J'ai décidé de ne pas démarrer au tout début du jeu, ça vous empêche de savoir tout de suite quels choix ont fait tels et tels androïdes un peu plus tôt, et de vous retaper toute une introduction inutile.

Le but ici, c'est de reprendre un maximum des meilleurs bouts de l'histoire (ça c'est subjectif on est d'accord) et d'en remettre des couches. De faire durer la lutte de Markus pour la révolution. De donner plus de temps à Connor pour douter, pour penser. De voir si je peux donner une histoire moins attendue avec Kara et Alice (des trois héros, la seule femme se coltine l'aspect maternel de l'histoire. J'aime bien Kara elle est choute mais bonjour l'originalité)

Je vous préviens d'avance, j'ai pris 1 GROSSE liberté sur le scénario. Je me justifierai après, quand vous l'aurez découverte, pour des raisons de spoil (d'ailleurs si vous avez pas vu le jeu en entier foutez le camp malheureux !)

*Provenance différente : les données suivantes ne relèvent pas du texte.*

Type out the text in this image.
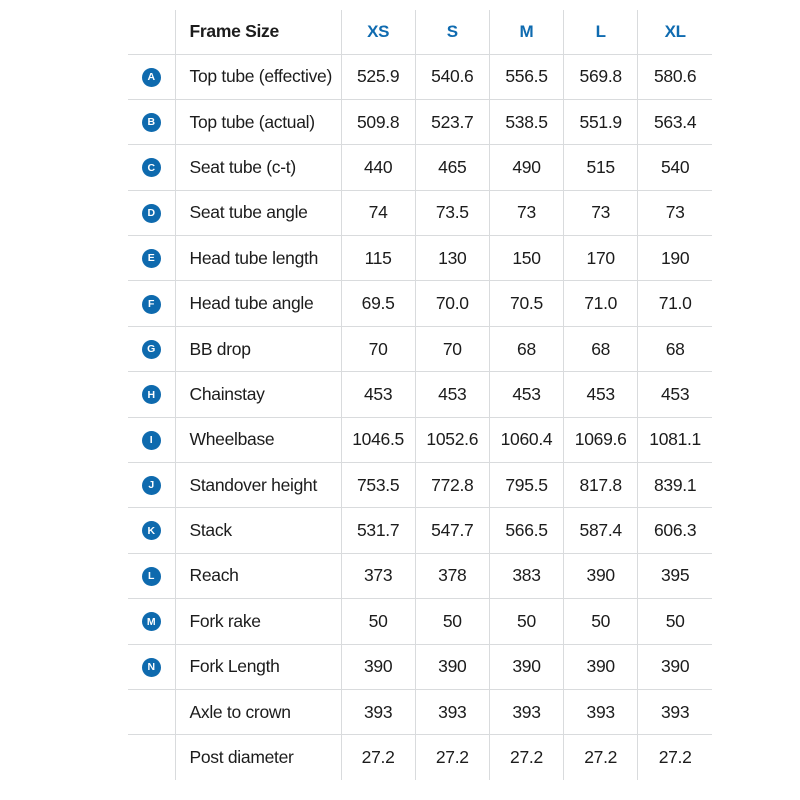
	Frame Size	XS	S	M	L	XL
A	Top tube (effective)	525.9	540.6	556.5	569.8	580.6
B	Top tube (actual)	509.8	523.7	538.5	551.9	563.4
C	Seat tube (c-t)	440	465	490	515	540
D	Seat tube angle	74	73.5	73	73	73
E	Head tube length	115	130	150	170	190
F	Head tube angle	69.5	70.0	70.5	71.0	71.0
G	BB drop	70	70	68	68	68
H	Chainstay	453	453	453	453	453
I	Wheelbase	1046.5	1052.6	1060.4	1069.6	1081.1
J	Standover height	753.5	772.8	795.5	817.8	839.1
K	Stack	531.7	547.7	566.5	587.4	606.3
L	Reach	373	378	383	390	395
M	Fork rake	50	50	50	50	50
N	Fork Length	390	390	390	390	390
	Axle to crown	393	393	393	393	393
	Post diameter	27.2	27.2	27.2	27.2	27.2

Donc parfois je vous ferais aller sur les routes de base avec les dialogues de base, et parfois il y aura pas tout à fait les mêmes dialogues, parfois pas les mêmes choix, et parfois plus du tout les mêmes scènes (parce qu'on est là pour ça) et souvent plus du tout les mêmes arcs. Je m'octroie le droit d'aller et revenir vers le scénario de base quand ça me chante parce que c'est plus drôle, je vous imagine déjà en train de vous dire « woups, eh ben, après tout ça, qu'est-ce qu'il va se passer ? OH NON, sérieux ?! Ils vont vraiment à la tour stratford comme dans le jeu ?! » (en gros, hein. Ne vous faites pas des films à partir de cet exemple.)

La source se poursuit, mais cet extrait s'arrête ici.